Les 3 et 4 février, Arbois accueille la Percée du vin jaune. Mais que savons-nous de son appellation mère ? Avec plus de 800 hectares et une présence affirmée en rouge, elle est l’une des locomotives des vins du Jura. Petit passage en revue géologique.
Par Jacky Rigaux
Adossée au premier plateau des monts du Jura, la côte du Jura, que l’on nomme Revermont, se dresse fièrement et toise la Côte bourguignonne que l’on aperçoit distinctement par beau temps. L’altitude de ces magnifiques coteaux, qui s’égrènent de Saint-Amour au sud à Salins-les-Bains au nord, est sensiblement plus haute, oscillant entre 200 et 400 mètres. Ce vignoble ne se déroule pas sans discontinuité, et laisse beaucoup de place aux prés verdoyants où paissent les vaches dont le lait nous régale d’un des meilleurs fromages français, le comté. Le même nom est d’ailleurs donné aux caves coopératives locales, les « fruitières » : fruitières à comté de Lavigny ou d’Arbois, fruitières à vin de Château-Chalon ou de Pupillin.
Arbois, terre fertile
Arbois, elle, tient son nom de deux mots celtiques : ar (terre) et bos (fertile). La contrée était peuplée depuis la Préhistoire, ce qu’attestent des vestiges retrouvés sur les hauteurs dominant la ville. La vigne y est présente depuis l’époque gallo-romaine. Par la suite, des franchises furent octroyées pour les vins par Philippe le Bon, l’empereur Maximilien d’Autriche ou Charles Quint. Les grands ducs de Bourgogne y eurent un domaine, François 1er en buvait et l’on raconte que le vin d’Arbois réconcilia le roi Henri IV avec le duc de Mayenne.
Boileau et Racine s’en régalaient au cabaret du Mouton blanc, à Paris, qui ne s’approvisionnait qu’en vin d’Arbois ! Jusqu’à la destruction du vignoble par le phylloxéra, Arbois s’imposait donc comme un des fleurons de la viticulture française.
Pays de rouge, mais pas que
Ce vignoble d’environ 800 hectares est protégé par une corniche calcaire. Certaines parcelles entourées de forêts et d’alpages culminent à 400 mètres, la limite extrême de l’appellation. Les marnes irisées du Trias et les marnes grises du Lias constituent la matrice du terroir d’Arbois. Les sols sont riches en contenu minéralogique et possèdent de bonnes réserves hydriques. Sous la corniche se développent d’excellents éboulis calcaires qui plaisent au chardonnay et au pinot noir. À la base des versants, on trouve une abondante couverture d’argiles à chailles, ce qui convient parfaitement au trousseau qui en a fait son terroir de prédilection.

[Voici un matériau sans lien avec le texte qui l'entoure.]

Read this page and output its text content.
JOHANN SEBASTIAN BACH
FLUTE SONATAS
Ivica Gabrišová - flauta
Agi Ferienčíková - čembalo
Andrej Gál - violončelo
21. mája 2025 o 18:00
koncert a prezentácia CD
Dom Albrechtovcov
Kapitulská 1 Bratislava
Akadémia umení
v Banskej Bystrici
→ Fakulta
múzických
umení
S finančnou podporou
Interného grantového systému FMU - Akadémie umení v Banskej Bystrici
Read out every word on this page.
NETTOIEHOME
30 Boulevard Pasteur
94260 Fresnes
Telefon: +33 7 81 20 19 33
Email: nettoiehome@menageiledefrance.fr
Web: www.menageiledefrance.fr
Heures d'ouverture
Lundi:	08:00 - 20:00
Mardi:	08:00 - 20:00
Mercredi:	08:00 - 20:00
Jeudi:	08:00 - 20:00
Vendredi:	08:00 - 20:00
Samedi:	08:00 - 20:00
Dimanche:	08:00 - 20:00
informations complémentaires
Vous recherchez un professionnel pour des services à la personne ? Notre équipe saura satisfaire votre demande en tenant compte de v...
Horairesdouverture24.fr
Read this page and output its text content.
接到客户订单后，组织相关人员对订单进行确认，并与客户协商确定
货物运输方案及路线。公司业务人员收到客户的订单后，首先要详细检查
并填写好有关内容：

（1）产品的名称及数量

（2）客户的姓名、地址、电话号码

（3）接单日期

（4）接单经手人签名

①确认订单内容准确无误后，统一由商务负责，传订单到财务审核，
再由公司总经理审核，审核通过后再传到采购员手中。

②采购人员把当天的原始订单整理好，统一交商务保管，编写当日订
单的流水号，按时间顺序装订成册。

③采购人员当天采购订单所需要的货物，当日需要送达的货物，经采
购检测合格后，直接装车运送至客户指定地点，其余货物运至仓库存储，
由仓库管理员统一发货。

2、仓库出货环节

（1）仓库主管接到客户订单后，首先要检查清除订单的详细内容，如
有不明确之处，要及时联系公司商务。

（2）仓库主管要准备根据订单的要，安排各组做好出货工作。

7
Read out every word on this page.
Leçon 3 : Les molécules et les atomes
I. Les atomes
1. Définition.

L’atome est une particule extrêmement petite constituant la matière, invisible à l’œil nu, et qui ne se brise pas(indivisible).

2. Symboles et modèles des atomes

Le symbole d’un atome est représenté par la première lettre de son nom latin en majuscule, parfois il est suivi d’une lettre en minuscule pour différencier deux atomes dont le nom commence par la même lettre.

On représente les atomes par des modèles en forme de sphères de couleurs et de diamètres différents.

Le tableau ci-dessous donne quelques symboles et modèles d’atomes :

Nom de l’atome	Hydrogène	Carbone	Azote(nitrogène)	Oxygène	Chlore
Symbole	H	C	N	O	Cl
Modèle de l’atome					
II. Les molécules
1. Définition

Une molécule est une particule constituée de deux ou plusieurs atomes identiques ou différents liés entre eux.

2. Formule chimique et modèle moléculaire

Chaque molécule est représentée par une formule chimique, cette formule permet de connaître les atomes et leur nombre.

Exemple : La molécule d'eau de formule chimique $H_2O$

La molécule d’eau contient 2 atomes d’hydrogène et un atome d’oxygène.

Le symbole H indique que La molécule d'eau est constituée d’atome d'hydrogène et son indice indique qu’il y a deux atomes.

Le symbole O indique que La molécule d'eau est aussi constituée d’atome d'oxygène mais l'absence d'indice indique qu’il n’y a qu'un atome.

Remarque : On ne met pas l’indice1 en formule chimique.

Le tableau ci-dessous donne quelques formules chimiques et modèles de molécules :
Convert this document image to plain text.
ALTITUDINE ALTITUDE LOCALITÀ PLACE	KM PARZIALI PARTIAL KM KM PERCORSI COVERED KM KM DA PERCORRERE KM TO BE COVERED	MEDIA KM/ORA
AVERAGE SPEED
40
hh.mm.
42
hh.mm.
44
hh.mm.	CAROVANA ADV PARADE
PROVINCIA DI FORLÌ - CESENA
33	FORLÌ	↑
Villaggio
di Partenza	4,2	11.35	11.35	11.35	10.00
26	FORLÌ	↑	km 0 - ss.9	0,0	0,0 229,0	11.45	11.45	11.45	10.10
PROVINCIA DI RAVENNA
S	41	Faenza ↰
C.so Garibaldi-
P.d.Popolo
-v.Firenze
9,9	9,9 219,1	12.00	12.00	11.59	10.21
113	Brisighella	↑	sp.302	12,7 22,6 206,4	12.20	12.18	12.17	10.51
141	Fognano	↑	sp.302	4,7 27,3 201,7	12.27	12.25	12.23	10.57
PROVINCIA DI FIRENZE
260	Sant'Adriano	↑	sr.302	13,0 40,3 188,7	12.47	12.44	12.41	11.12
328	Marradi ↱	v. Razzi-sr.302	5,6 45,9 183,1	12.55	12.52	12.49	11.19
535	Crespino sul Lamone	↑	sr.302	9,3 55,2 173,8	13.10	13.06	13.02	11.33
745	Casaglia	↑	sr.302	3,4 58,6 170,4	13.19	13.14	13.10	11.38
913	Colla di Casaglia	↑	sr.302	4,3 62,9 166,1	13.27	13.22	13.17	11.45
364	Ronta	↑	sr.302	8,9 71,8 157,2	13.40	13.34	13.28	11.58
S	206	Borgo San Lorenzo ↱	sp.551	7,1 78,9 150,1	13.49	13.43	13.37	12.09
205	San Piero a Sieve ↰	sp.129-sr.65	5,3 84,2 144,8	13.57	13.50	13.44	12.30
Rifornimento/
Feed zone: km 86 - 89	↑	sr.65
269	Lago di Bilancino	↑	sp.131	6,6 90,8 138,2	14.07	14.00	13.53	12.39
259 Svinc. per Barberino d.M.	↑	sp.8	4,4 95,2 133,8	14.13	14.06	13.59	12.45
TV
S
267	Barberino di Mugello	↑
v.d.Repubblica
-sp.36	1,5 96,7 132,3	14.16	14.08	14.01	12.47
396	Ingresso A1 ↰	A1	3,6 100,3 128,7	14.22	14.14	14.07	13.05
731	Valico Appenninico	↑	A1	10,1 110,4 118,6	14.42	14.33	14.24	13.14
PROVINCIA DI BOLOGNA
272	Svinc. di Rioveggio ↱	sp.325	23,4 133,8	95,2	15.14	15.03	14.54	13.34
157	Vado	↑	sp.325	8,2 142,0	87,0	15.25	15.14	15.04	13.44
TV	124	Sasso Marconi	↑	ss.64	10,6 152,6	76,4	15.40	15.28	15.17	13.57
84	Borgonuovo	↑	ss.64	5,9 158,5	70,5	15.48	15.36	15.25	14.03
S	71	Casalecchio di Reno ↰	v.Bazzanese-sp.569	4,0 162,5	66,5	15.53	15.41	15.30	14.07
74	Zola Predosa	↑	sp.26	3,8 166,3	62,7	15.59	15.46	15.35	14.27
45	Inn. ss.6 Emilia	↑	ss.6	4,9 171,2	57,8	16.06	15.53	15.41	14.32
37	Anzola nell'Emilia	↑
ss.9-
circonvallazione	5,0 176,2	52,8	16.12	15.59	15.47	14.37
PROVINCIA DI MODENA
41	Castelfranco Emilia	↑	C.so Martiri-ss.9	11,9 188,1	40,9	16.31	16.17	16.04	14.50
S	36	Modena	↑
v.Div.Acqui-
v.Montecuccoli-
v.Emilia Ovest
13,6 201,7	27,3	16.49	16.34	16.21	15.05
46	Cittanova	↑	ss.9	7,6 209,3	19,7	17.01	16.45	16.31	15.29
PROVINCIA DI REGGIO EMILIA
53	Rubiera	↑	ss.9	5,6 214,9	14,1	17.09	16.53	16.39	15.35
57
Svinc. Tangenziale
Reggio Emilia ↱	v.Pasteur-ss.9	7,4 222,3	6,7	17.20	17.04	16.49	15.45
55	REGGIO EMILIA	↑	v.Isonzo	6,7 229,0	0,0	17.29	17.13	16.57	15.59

Partout où les marnes du Lias et du Trias s’imposent, le savagnin est roi, accompagné du poulsard (ou ploussard dans le Jura). L’AOP Arbois peut se décliner avec tous les cépages autorisés ici. Avec 70 % de la production, les vins rouges dominent en appellation Arbois.
En jouant sur les caractéristiques des différents lieux-dits, en privilégiant un seul cépage ou en jouant de l’assemblage, la diversité d’expression des vins, en rouge comme en blanc, est exceptionnelle en appellation Arbois. On y produit aussi du vin jaune, du vin de paille et du crémant du Jura.
Arbois-Pupillin, ce grand petit cousin
Vignoble d’environ 30 hectares répartis sur une douzaine de communes, Pupillin a voulu conserver son identité et a obtenu de l’Inao l’appellation Arbois-Pupillin en 1971. La tradition viticole y est fort ancienne et demeure aujourd’hui florissante, avec une trentaine de familles viticultrices dont une partie fait le bonheur d’une fruitière très réputée. C’est à Pupillin qu’est installé le vigneron emblématique, figure internationale des vins du Jura, chantre du vin naturel, Pierre Overnoy.
Côté géologie, les fortes pentes du vignoble de Pupillin ont favorisé l’érosion et mis en évidence les marnes du Trias, ce qui convient parfaitement au cépage roi du Jura, le savagnin, et au cépage autochtone noir, le poulsard, dont la Côte de Feule est le terroir d’élection. D’autres secteurs plus calcaires qui recouvrent les marnes comme dans la Côte de Caillots conviennent parfaitement au chardonnay. Petit vignoble en superficie, mais d’une diversité exceptionnelle, Pupillin mérite le dicton : « Arbois le nom, Pupillin le bon ».